The roles and goals you have for those roles are defined by you and your principles. By creating a mission statement and setting your goals, you can define these roles and goals in your life and give them a greater meaning and purpose.
Defining Your Roles in Your Personal Mission Statement
As you develop your mission statement, it helps to identify the many roles you have — spouse, son/daughter, brother/sister, father/mother, friend, professional, individual — and create goals for each role. You’ll find that you uncover many paradigms and principles along the way. And if you don’t parse out your vision and goals to address each of your roles, it’s easy to focus your mission statement too heavily on one area of your life and neglect others; you may accidentally make a mission statement too centered on work accomplishments and lose the balance in your goals that reflects a balanced life, and your roles and goals won’t reflect what’s important to you.
You can also identify the various roles you have in the personal, professional, and leisure areas of your life; this will help you keep your focus and priorities balanced and avoid neglecting any particular area of your life and responsibilities. Identifying these paradigms and principles will help you develop a principle-centered paradigm.
In addition to your role as an individual, think about roles and goals you have in your family (e.g. spouse, mother, daughter, sister, aunt), a few roles in your work life (e.g. executive producer, vice president of content, department manager), and one or more roles you have in your community or leisure activities (e.g. church elder, volunteer, recreational volleyball team captain).
How can knowing these roles help you set goals? Knowing who you are and where you fit into other people’s lives will help you establish goals in your personal and professional life. These roles and goals are a huge part of developing and understanding your principle-centered paradigm.
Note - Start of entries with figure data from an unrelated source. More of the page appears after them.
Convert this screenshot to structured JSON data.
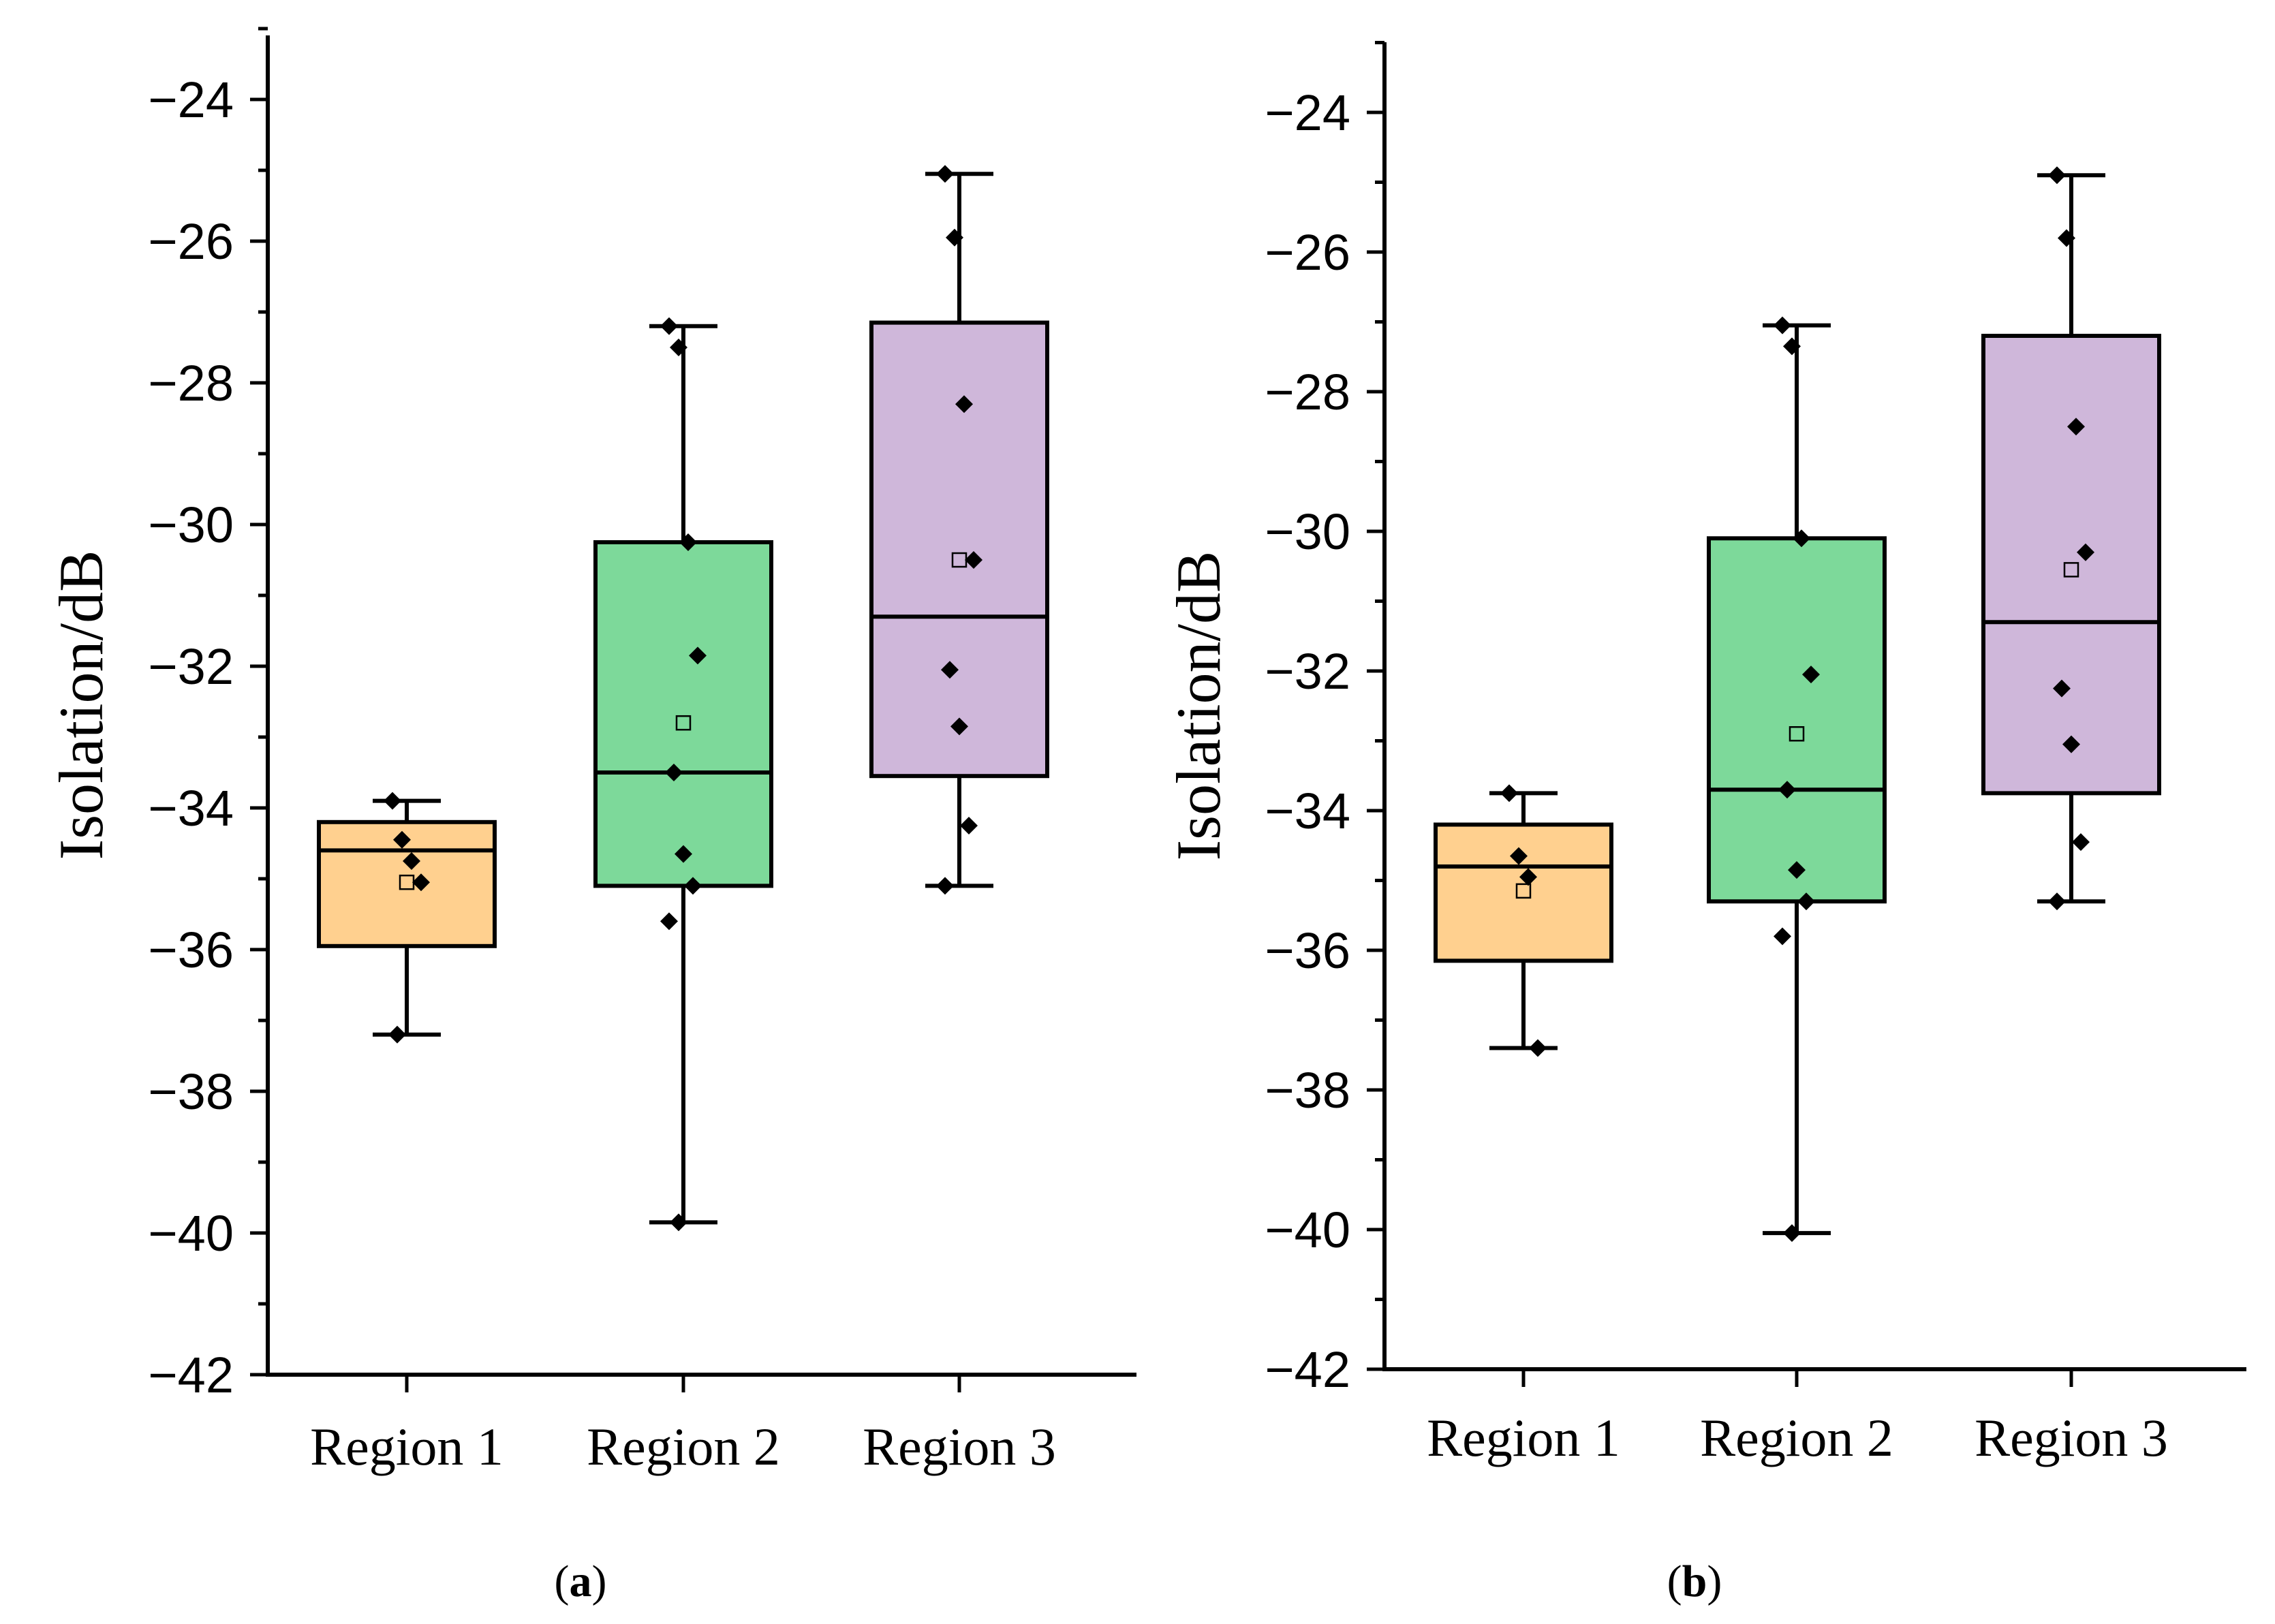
{
  "chart_data": [
    {
      "type": "box",
      "panel_label": "a",
      "ylabel": "Isolation/dB",
      "ylim": [
        -42,
        -23
      ],
      "yticks": [
        -42,
        -40,
        -38,
        -36,
        -34,
        -32,
        -30,
        -28,
        -26,
        -24
      ],
      "categories": [
        "Region 1",
        "Region 2",
        "Region 3"
      ],
      "colors": [
        "#FFD08F",
        "#7DD99A",
        "#CFB7DA"
      ],
      "boxes": [
        {
          "whisker_low": -37.2,
          "q1": -35.95,
          "median": -34.6,
          "q3": -34.2,
          "whisker_high": -33.9,
          "mean": -35.05,
          "points": [
            -33.9,
            -34.45,
            -34.75,
            -35.05,
            -37.2
          ]
        },
        {
          "whisker_low": -39.85,
          "q1": -35.1,
          "median": -33.5,
          "q3": -30.25,
          "whisker_high": -27.2,
          "mean": -32.8,
          "points": [
            -27.2,
            -27.5,
            -30.25,
            -31.85,
            -33.5,
            -34.65,
            -35.1,
            -35.6,
            -39.85
          ]
        },
        {
          "whisker_low": -35.1,
          "q1": -33.55,
          "median": -31.3,
          "q3": -27.15,
          "whisker_high": -25.05,
          "mean": -30.5,
          "points": [
            -25.05,
            -25.95,
            -28.3,
            -30.5,
            -32.05,
            -32.85,
            -34.25,
            -35.1
          ]
        }
      ]
    },
    {
      "type": "box",
      "panel_label": "b",
      "ylabel": "Isolation/dB",
      "ylim": [
        -42,
        -23
      ],
      "yticks": [
        -42,
        -40,
        -38,
        -36,
        -34,
        -32,
        -30,
        -28,
        -26,
        -24
      ],
      "categories": [
        "Region 1",
        "Region 2",
        "Region 3"
      ],
      "colors": [
        "#FFD08F",
        "#7DD99A",
        "#CFB7DA"
      ],
      "boxes": [
        {
          "whisker_low": -37.4,
          "q1": -36.15,
          "median": -34.8,
          "q3": -34.2,
          "whisker_high": -33.75,
          "mean": -35.15,
          "points": [
            -33.75,
            -34.65,
            -34.95,
            -37.4
          ]
        },
        {
          "whisker_low": -40.05,
          "q1": -35.3,
          "median": -33.7,
          "q3": -30.1,
          "whisker_high": -27.05,
          "mean": -32.9,
          "points": [
            -27.05,
            -27.35,
            -30.1,
            -32.05,
            -33.7,
            -34.85,
            -35.3,
            -35.8,
            -40.05
          ]
        },
        {
          "whisker_low": -35.3,
          "q1": -33.75,
          "median": -31.3,
          "q3": -27.2,
          "whisker_high": -24.9,
          "mean": -30.55,
          "points": [
            -24.9,
            -25.8,
            -28.5,
            -30.3,
            -32.25,
            -33.05,
            -34.45,
            -35.3
          ]
        }
      ]
    }
  ]
}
Setting and Reaching Your Goals
Think about one or two important results you’d like to achieve for each role within the next week. These goals should contribute to the longer-term, big-picture goals in your personal mission statement, and at least some of them should fall into Quadrant II. If you haven’t created your personal mission statement yet, be mindful to set these goals with a general focus on what’s important to you in the long term. The roles and goals work together.
Now that you have a list of roles and goals to accomplish in the next week, start scheduling them. Some goals might be time-sensitive, or only doable during business or weekend hours; with this in mind, assign a day (or take it a step further and create an appointment time) to achieve each goal. As you’re scheduling out your week, be sure to check your calendar for prior commitments, assess how they fit into your goals, and decide whether to keep, reschedule, or cancel them. You can learn more about this essential 7 Habits paradigm as you set your roles and goals, and determine what’s in your Quadrant II.
If your goals involve other people, make sure you and the other person each understand your expectations of each other, including each other’s paradigms and principles. This can also include your and your spouse’s expectations of each other’s roles and goals, or your friend’s expectations of your availability in times of need. Whatever the context, unclear expectations create misunderstanding, frustration, disappointment, and tension, so explicitly state your expectations instead of assuming they’re understood — and shared — by the other person.
Knowing your roles and goals will help you keep your focus on the Quadrant II paradigm. You’ll be able to develop from a principle-centered paradigm; having a clear sense of your mission, principles, and values.